Cardenal Rouco: “Aceptar la bendición de Dios es decisivo para poder recorrer el camino de la vida no como un camino de infortunio sino como un camino de felicidad”

En la solemnidad de Santa María, Madre de Dios y Jornada Mundial de la Paz, el pasado martes 1 de enero, el Cardenal Arzobispo de Madrid, Antonio Mª Rouco Varela, presidió una Eucaristía en la Catedral de la Almudena. En su homilía, recordó que “ser felices el año que viene equivale a que el que perdió el trabajo que lo encuentre, que la familia que perdió la paz que la encuentre, que los niños que han sido maltratados vuelvan a ser queridos, que en España reinen sentimientos de fraternidad, unidad, concordia, justicia, de paz…, que Europa y el mundo vuelvan a encontrar mejores caminos de paz por los que ha transitado el año pasado”.

Para el Cardenal, “en el contraste con esas experiencias del año que acaba de terminar y queriendo superarlas nos deseamos un feliz año nuevo”, sin embargo, invitó a reflexionar sobre “las causas de la infelicidad y por aquello en qué consiste la felicidad y de dónde viene la felicidad”. A su juicio, algunas de estas causas “son permanentes, están en el origen mismo de la historia del hombre y de nuestra propia historia personal y se repiten y están vivas siempre, durante toda la vida”.

En este sentido, hizo referencia a “nuestra fragilidad física, la amenaza de la enfermedad, el horizonte de la muerte, el miedo a que el corazón se haga un corazón duro, donde no cabe la misericordia ni la bondad… También se podría completar este examen o esta consideración con que también hay en nosotros mismos y desde siempre unos impulsos y unos sentimientos y unas fuerzas que empujan y nos impulsan a querer superar la enfermedad, la muerte, la maldad…”

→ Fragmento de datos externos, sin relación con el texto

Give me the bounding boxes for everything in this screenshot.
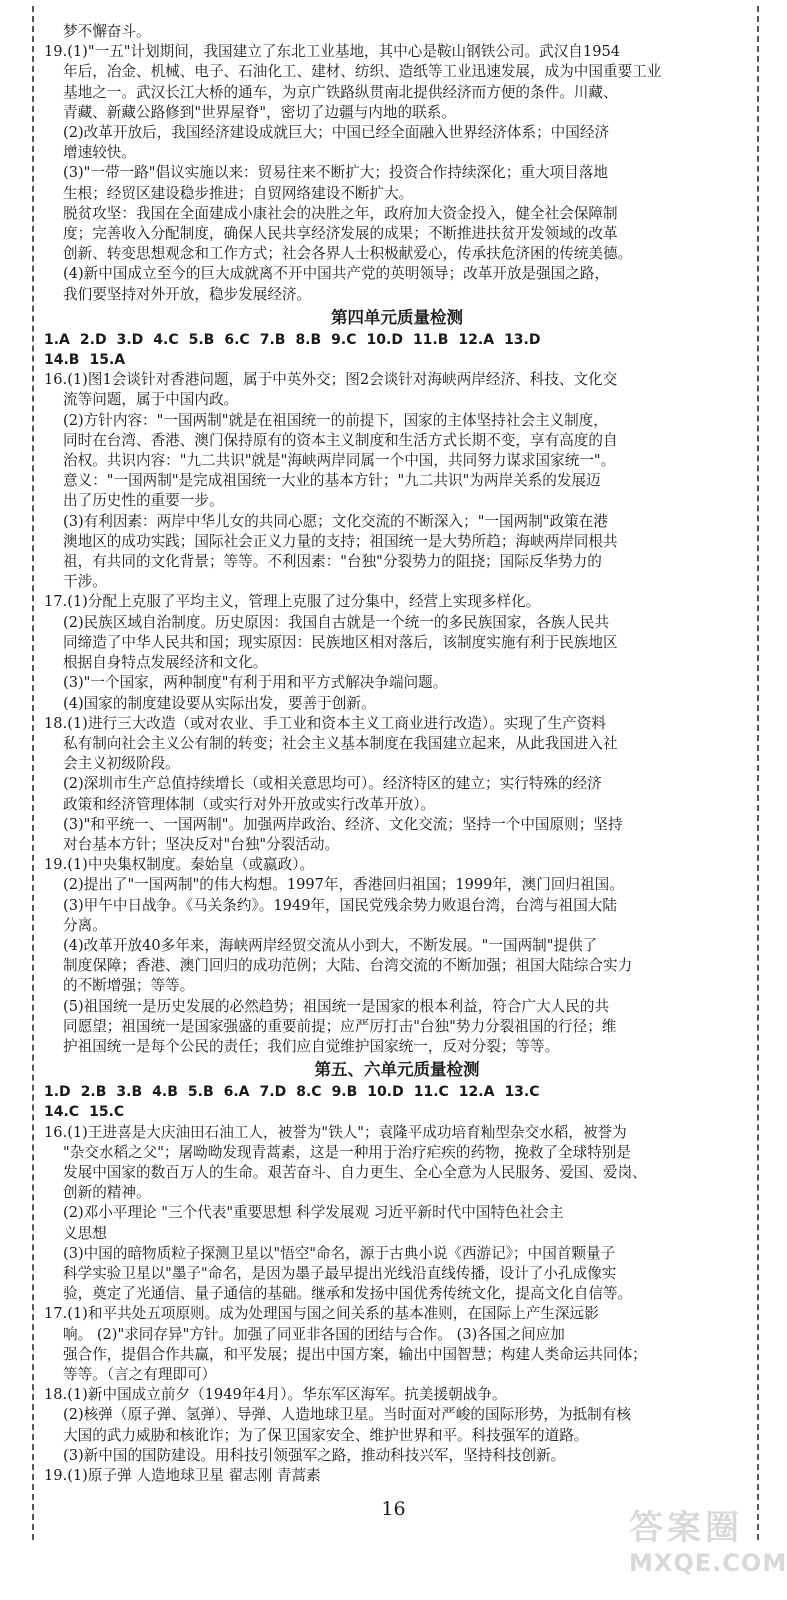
answer-line: 出了历史性的重要一步。 bbox=[63, 492, 224, 510]
answer-line: 度；完善收入分配制度，确保人民共享经济发展的成果；不断推进扶贫开发领域的改革 bbox=[63, 225, 618, 243]
choice-answer: 7.B bbox=[259, 331, 286, 348]
choice-answer: 5.B bbox=[187, 1084, 214, 1101]
answer-line: 17.(1)和平共处五项原则。成为处理国与国之间关系的基本准则，在国际上产生深远影 bbox=[44, 1305, 599, 1323]
answer-line: 18.(1)进行三大改造（或对农业、手工业和资本主义工商业进行改造）。实现了生产资料 bbox=[44, 714, 606, 732]
answer-line: 干涉。 bbox=[63, 573, 107, 591]
answer-line: 制度保障；香港、澳门回归的成功范例；大陆、台湾交流的不断加强；祖国大陆综合实力 bbox=[63, 957, 633, 975]
answer-line: 响。 (2)"求同存异"方针。加强了同亚非各国的团结与合作。 (3)各国之间应加 bbox=[63, 1325, 565, 1343]
answer-line: 治权。共识内容："九二共识"就是"海峡两岸同属一个中国，共同努力谋求国家统一"。 bbox=[63, 452, 616, 470]
answer-line: 创新的精神。 bbox=[63, 1184, 151, 1202]
answer-line: 等等。（言之有理即可） bbox=[63, 1366, 217, 1383]
choice-answer: 8.B bbox=[295, 331, 322, 348]
answer-line: 义思想 bbox=[63, 1224, 107, 1242]
answer-line: 澳地区的成功实践；国际社会正义力量的支持；祖国统一是大势所趋；海峡两岸同根共 bbox=[63, 532, 618, 550]
choice-answer: 13.D bbox=[504, 331, 541, 348]
choice-answer: 10.D bbox=[367, 1084, 404, 1101]
choice-answer: 9.B bbox=[331, 1084, 358, 1101]
answer-line: 梦不懈奋斗。 bbox=[63, 23, 151, 40]
page-number: 16 bbox=[381, 1498, 406, 1520]
answer-content bbox=[44, 22, 750, 1486]
watermark-logo bbox=[629, 1508, 787, 1594]
choice-answers-unit5-6 bbox=[44, 1082, 750, 1102]
answer-line: 19.(1)"一五"计划期间，我国建立了东北工业基地，其中心是鞍山钢铁公司。武汉自1954 bbox=[44, 43, 621, 61]
choice-answer: 10.D bbox=[366, 331, 403, 348]
answer-line: 强合作，提倡合作共赢，和平发展；提出中国方案，输出中国智慧；构建人类命运共同体； bbox=[63, 1345, 647, 1363]
choice-answer: 5.B bbox=[188, 331, 215, 348]
answer-line: (2)方针内容："一国两制"就是在祖国统一的前提下，国家的主体坚持社会主义制度， bbox=[63, 411, 608, 429]
answer-line: (3)"一个国家，两种制度"有利于用和平方式解决争端问题。 bbox=[63, 674, 448, 692]
answer-line: (3)新中国的国防建设。用科技引领强军之路，推动科技兴军，坚持科技创新。 bbox=[63, 1446, 566, 1464]
answer-line: 分离。 bbox=[63, 916, 107, 934]
watermark-text: 答案圈 bbox=[629, 1508, 743, 1548]
answer-line: (2)邓小平理论 "三个代表"重要思想 科学发展观 习近平新时代中国特色社会主 bbox=[63, 1204, 564, 1222]
answer-line: (2)提出了"一国两制"的伟大构想。1997年，香港回归祖国；1999年，澳门回归祖国。 bbox=[63, 876, 624, 894]
choice-answer: 15.A bbox=[89, 352, 126, 369]
answer-line: "杂交水稻之父"；屠呦呦发现青蒿素，这是一种用于治疗疟疾的药物，挽救了全球特别是 bbox=[63, 1143, 631, 1161]
answer-line: 科学实验卫星以"墨子"命名，是因为墨子最早提出光线沿直线传播，设计了小孔成像实 bbox=[63, 1264, 617, 1282]
answer-line: (5)祖国统一是历史发展的必然趋势；祖国统一是国家的根本利益，符合广大人民的共 bbox=[63, 997, 610, 1015]
answer-line: 生根；经贸区建设稳步推进；自贸网络建设不断扩大。 bbox=[63, 184, 414, 202]
answer-line: 年后，冶金、机械、电子、石油化工、建材、纺织、造纸等工业迅速发展，成为中国重要工业 bbox=[63, 63, 662, 81]
answer-line: 16.(1)图1会谈针对香港问题，属于中英外交；图2会谈针对海峡两岸经济、科技、文化交 bbox=[44, 371, 618, 389]
choice-answer: 2.B bbox=[80, 1084, 107, 1101]
watermark-url: MXQE.COM bbox=[629, 1549, 787, 1577]
answer-line: 发展中国家的数百万人的生命。艰苦奋斗、自力更生、全心全意为人民服务、爱国、爱岗、 bbox=[63, 1163, 647, 1181]
answer-line: 同愿望；祖国统一是国家强盛的重要前提；应严厉打击"台独"势力分裂祖国的行径；维 bbox=[63, 1017, 617, 1035]
answer-line: (3)中国的暗物质粒子探测卫星以"悟空"命名，源于古典小说《西游记》；中国首颗量子 bbox=[63, 1244, 616, 1262]
answer-line: (3)甲午中日战争。《马关条约》。1949年，国民党残余势力败退台湾，台湾与祖国大陆 bbox=[63, 896, 617, 914]
answer-line: (2)深圳市生产总值持续增长（或相关意思均可）。经济特区的建立；实行特殊的经济 bbox=[63, 775, 602, 793]
answer-line: 我们要坚持对外开放，稳步发展经济。 bbox=[63, 285, 312, 303]
answer-line: (4)新中国成立至今的巨大成就离不开中国共产党的英明领导；改革开放是强国之路， bbox=[63, 265, 610, 283]
answer-line: 17.(1)分配上克服了平均主义，管理上克服了过分集中，经营上实现多样化。 bbox=[44, 593, 541, 611]
left-dashed-margin-line bbox=[32, 6, 34, 1540]
answer-line: 护祖国统一是每个公民的责任；我们应自觉维护国家统一，反对分裂；等等。 bbox=[63, 1037, 560, 1055]
answer-line: (3)"一带一路"倡议实施以来：贸易往来不断扩大；投资合作持续深化；重大项目落地 bbox=[63, 164, 608, 182]
answer-line: 16.(1)王进喜是大庆油田石油工人，被誉为"铁人"；袁隆平成功培育籼型杂交水稻，被誉为 bbox=[44, 1123, 627, 1141]
answer-line: 青藏、新藏公路修到"世界屋脊"，密切了边疆与内地的联系。 bbox=[63, 103, 456, 121]
answer-line: 脱贫攻坚：我国在全面建成小康社会的决胜之年，政府加大资金投入，健全社会保障制 bbox=[63, 204, 618, 222]
answer-line: 根据自身特点发展经济和文化。 bbox=[63, 654, 268, 672]
section-title-unit4: 第四单元质量检测 bbox=[331, 307, 463, 327]
answer-line: 基地之一。武汉长江大桥的通车，为京广铁路纵贯南北提供经济而方便的条件。川藏、 bbox=[63, 83, 618, 101]
choice-answer: 15.C bbox=[89, 1104, 125, 1121]
answer-line: 19.(1)原子弹 人造地球卫星 翟志刚 青蒿素 bbox=[44, 1467, 321, 1485]
choice-answer: 6.C bbox=[224, 331, 250, 348]
choice-answer: 11.B bbox=[412, 331, 449, 348]
choice-answer: 8.C bbox=[296, 1084, 322, 1101]
answer-line: (3)"和平统一、一国两制"。加强两岸政治、经济、文化交流；坚持一个中国原则；坚持 bbox=[63, 815, 623, 833]
answer-line: 同缔造了中华人民共和国；现实原因：民族地区相对落后，该制度实施有利于民族地区 bbox=[63, 633, 618, 651]
answer-line: 19.(1)中央集权制度。秦始皇（或嬴政）。 bbox=[44, 856, 315, 874]
answer-line: 同时在台湾、香港、澳门保持原有的资本主义制度和生活方式长期不变，享有高度的自 bbox=[63, 431, 618, 449]
answers-block-unit3 bbox=[44, 22, 750, 305]
choice-answer: 12.A bbox=[458, 331, 495, 348]
answer-line: 增速较快。 bbox=[63, 144, 136, 162]
answer-line: 意义："一国两制"是完成祖国统一大业的基本方针；"九二共识"为两岸关系的发展迈 bbox=[63, 472, 601, 490]
choice-answer: 1.A bbox=[44, 331, 70, 348]
choice-answer: 4.C bbox=[153, 331, 179, 348]
answer-line: 对台基本方针；坚决反对"台独"分裂活动。 bbox=[63, 835, 340, 853]
answer-line: (3)有利因素：两岸中华儿女的共同心愿；文化交流的不断深入；"一国两制"政策在港 bbox=[63, 512, 608, 530]
choice-answer: 2.D bbox=[79, 331, 107, 348]
choice-answer: 14.B bbox=[44, 352, 80, 369]
answer-line: 大国的武力威胁和核讹诈；为了保卫国家安全、维护世界和平。科技强军的道路。 bbox=[63, 1426, 589, 1444]
choice-answer: 4.B bbox=[152, 1084, 178, 1101]
answer-line: 的不断增强；等等。 bbox=[63, 977, 195, 995]
choice-answer: 7.D bbox=[259, 1084, 287, 1101]
answer-line: 政策和经济管理体制（或实行对外开放或实行改革开放）。 bbox=[63, 795, 436, 813]
answer-line: 祖，有共同的文化背景；等等。不利因素："台独"分裂势力的阻挠；国际反华势力的 bbox=[63, 553, 602, 571]
answer-line: 创新、转变思想观念和工作方式；社会各界人士积极献爱心，传承扶危济困的传统美德。 bbox=[63, 245, 633, 263]
answer-line: (2)改革开放后，我国经济建设成就巨大；中国已经全面融入世界经济体系；中国经济 bbox=[63, 124, 610, 142]
choice-answers-unit4 bbox=[44, 330, 750, 350]
answer-line: 验，奠定了光通信、量子通信的基础。继承和发扬中国优秀传统文化，提高文化自信等。 bbox=[63, 1285, 633, 1303]
section-title-unit5-6: 第五、六单元质量检测 bbox=[314, 1060, 480, 1080]
answer-line: 流等问题，属于中国内政。 bbox=[63, 391, 239, 409]
answer-line: (4)改革开放40多年来，海峡两岸经贸交流从小到大，不断发展。"一国两制"提供了 bbox=[63, 936, 598, 954]
answer-line: 会主义初级阶段。 bbox=[63, 755, 180, 773]
answer-line: 私有制向社会主义公有制的转变；社会主义基本制度在我国建立起来，从此我国进入社 bbox=[63, 734, 618, 752]
choice-answer: 6.A bbox=[223, 1084, 250, 1101]
choice-answer: 3.D bbox=[116, 331, 144, 348]
choice-answer: 9.C bbox=[331, 331, 357, 348]
choice-answer: 14.C bbox=[44, 1104, 80, 1121]
answer-line: (4)国家的制度建设要从实际出发，要善于创新。 bbox=[63, 694, 376, 712]
answer-line: 18.(1)新中国成立前夕（1949年4月）。华东军区海军。抗美援朝战争。 bbox=[44, 1386, 507, 1404]
answer-line: (2)核弹（原子弹、氢弹）、导弹、人造地球卫星。当时面对严峻的国际形势，为抵制有核 bbox=[63, 1406, 631, 1424]
choice-answer: 11.C bbox=[413, 1084, 449, 1101]
right-dashed-margin-line bbox=[757, 6, 759, 1540]
choice-answers-unit4-row2 bbox=[44, 350, 750, 370]
answers-block-unit5-6 bbox=[44, 1123, 750, 1487]
choice-answer: 12.A bbox=[458, 1084, 495, 1101]
answer-line: (2)民族区域自治制度。历史原因：我国自古就是一个统一的多民族国家，各族人民共 bbox=[63, 613, 610, 631]
choice-answers-unit5-6-row2 bbox=[44, 1102, 750, 1122]
answers-block-unit4 bbox=[44, 370, 750, 1057]
choice-answer: 1.D bbox=[44, 1084, 71, 1101]
choice-answer: 3.B bbox=[116, 1084, 143, 1101]
choice-answer: 13.C bbox=[504, 1084, 540, 1101]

En cuanto a los propósitos para el año que comienza, el Cardenal se preguntó: “¿Podremos vencer la crisis en todos los aspectos en que ella se muestra? ¿Podremos conseguir que eso se note en nuestra vida personal y en nuestras familias, en la convivencia de todos, en el futuro de nuestra patria, nuestro pueblo?” Y respondió con otra pregunta: “¿cuál es de verdad la causa de los males del hombre de todos los tiempos y también del nuestro de una manera especialmente grave? Una realidad que se llama pecado y una comprensión del pecado como un no a Dios, una ofensa a Dios, una ruptura con Dios. Por ahí empieza el mal en la afirmación y sostenimiento de esa ruptura continúa, se desarrolla, y cuanto más se le niega más triunfa el mal sobre el bien”.

“Aceptar la bendición de Dios, dijo, es decisivo para poder recorrer el camino de la vida no como un camino de infortunio sino como un camino de felicidad”. En este sentido, afirmó que “el pecado que es el origen de toda la infelicidad es la negación de Dios, pero su consecuencia inmediata es la negación del hombre, de la dignidad. Las negaciones de la dignidad del hombre son tremendas, terribles…” y lamentó el reciente asesinato de una niña de 16 meses o que “no dejemos nacer a millones de hijos de los hombres que son hijos de Dios” porque “no reconocen de quién vienen y a dónde van, no se respetan”.

Finalmente, habló de que tanto dolor y tanta pobreza son “causas que tienen que ver con la conciencia moral, la negación de las obligaciones morales, sobre todo, relacionadas y vistas desde Dios”. Y concluyó pidiendo a la Virgen que “nos enseñe a reconocer en los pastores nuestro modo de ser misioneros de la bondad de Dios, de la gracia, de la verdad y del amor en este año que comienza”.